When we embark on this journey of obeying the Lord's will, it is wise to include a handful of faithful men to walk alongside us. This company of intercessors, mentors, and close friends would be a great asset in this journey. They could pray with us regularly, keep us accountable to the will of God, encourage us, and defend us when criticism comes our way. When God calls us to do the unconventional will of God, don't do it alone.

8. Peter's obedience became an example for others to obey the will of God

Immediately following this account of Peter's defence, we read in Acts 11 about believers scattered from Jerusalem going to many places, but preaching the gospel to the Jews only (Acts 11:19). However, we read that some men of this same group upon reaching Antioch decided to change and preach to the Gentiles also (Acts 11:20). What happened between these two verses for these men to change their mind? Though the reason is not explicitly stated, it is fair to deduce that these men must have heard about Peter going to Cornelius' house and his eventual vindication before the Jerusalem brethren. There is no other possible and satisfactory explanation for why the same group of men who up until that time preached the gospel only to the Jews suddenly when they reached Antioch decided to include the Gentiles also. In fact, Luke begins verse 19 to start this passage on the planting of the church in Antioch with the participle οὖν (therefore) expressing a consequence of verse 18 which says Jewish believers rejoiced in Gentile inclusion by God in the New Covenant. So we here find a group of Jewish men scattered from Jerusalem now imitating Peter's obedience to the unconventional will of God.
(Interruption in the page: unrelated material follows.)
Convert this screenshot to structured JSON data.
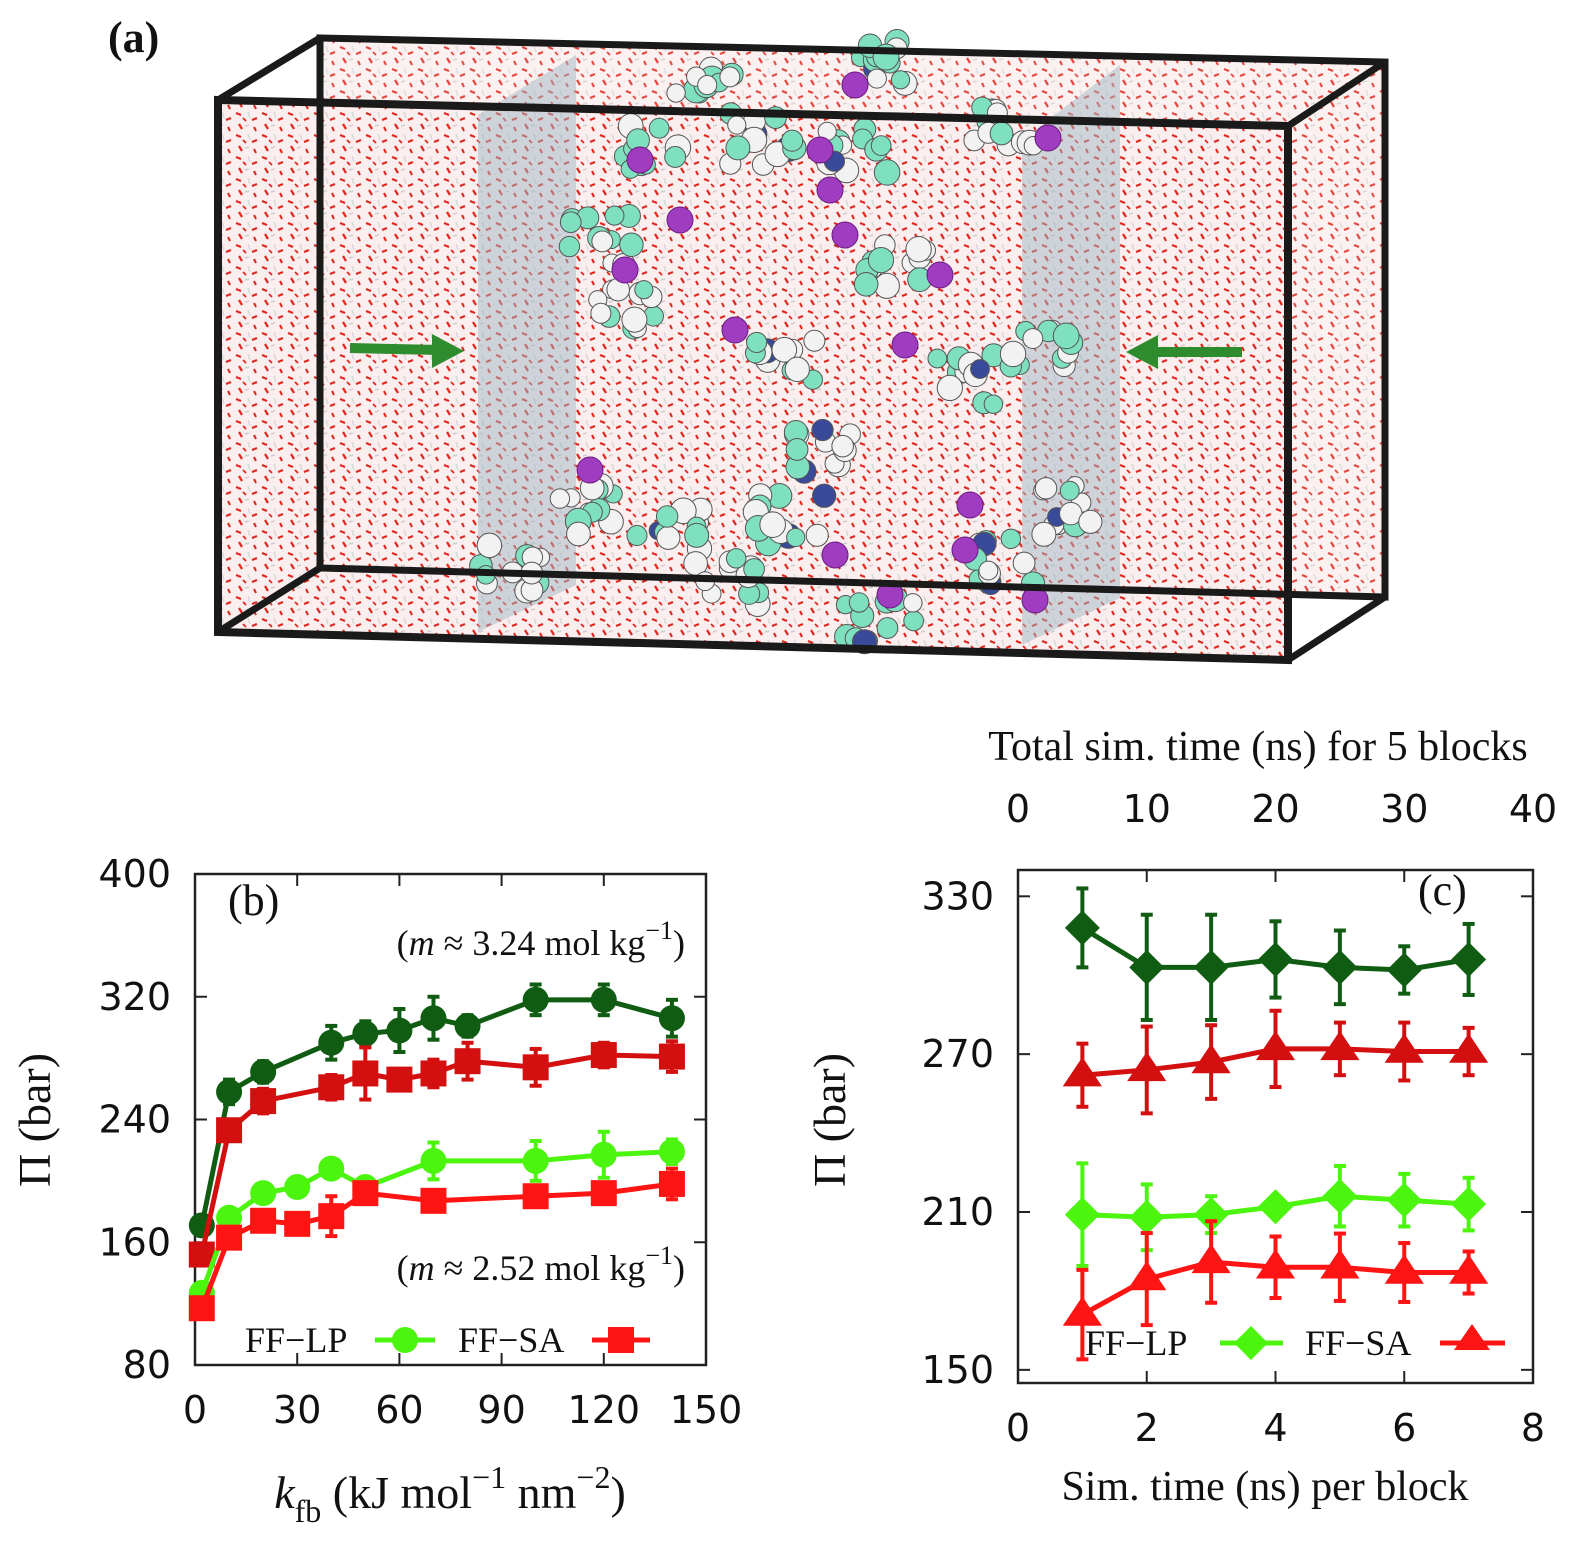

When we also obey the will of God, we need to remember God has a plan to make us an example for others to follow suit. Even though it all began as a subjective experience in the private prayer of Peter, God had a wider mission in mind. Every time God calls us to obey Him in our personal walk with Him, He always has a mission to reach more people in mind. The Lord does not desire the obedience and glory He wants to accomplish in our personal walk to be confined just to our lives alone but rather wants us to become a pattern that others can imitate. When God wants to destroy unbiblical and worldly conventions and customs that have crept into the church, He begins with one man to go against all such conventions and make him a pattern for the next generation to obey. Today, no one in the church loses their sleep even for a second over Gentile inclusion in the church. Through Peter's example and the imitation of it by the men who planted the church in Antioch, and the apostolic missions from that same church in Antioch through the labours of Paul and others, what was once so unconventional - Gentile inclusion - has become so normative today. Could it be possible that the Lord is desiring to make a drastic change in the obedience of the church, breaking its shackles to set it free from worldliness, by asking you to walk the unconventional path of His will in some area? Would you be that one man or woman daring enough to stand alone if need be in this generation for the will of God so that one day many will follow suit and the church will rise to a new day where this aspect of God's will has become so normative in the church? Would you join hands with God to be that prototype of obedience, that example, that pattern, that mould He could use to change His church radically? When He calls you to obey His unconventional will, He has a global mission in mind.

In conclusion, let us remember the eight lessons we learned when it comes to obeying God's unconventional will.

1. Maintain spiritual disciplines on a daily basis
2. The Lord will prepare the other shore as we swim against the tide
‌3. The Lord will publicly intervene and validate His plan
‌4. Divine vindication will be full of surprises
‌5. Expect criticism from others even using Scripture against us.
‌6. Boldly testify God's work by which He has vindicated His will and He will silence all mouths.
‌7. Do not do it alone, but with a small group who can defend your credibility.
‌8. God has a wider mission in mind to change the church by influencing a   generation that follows your example in obeying His will.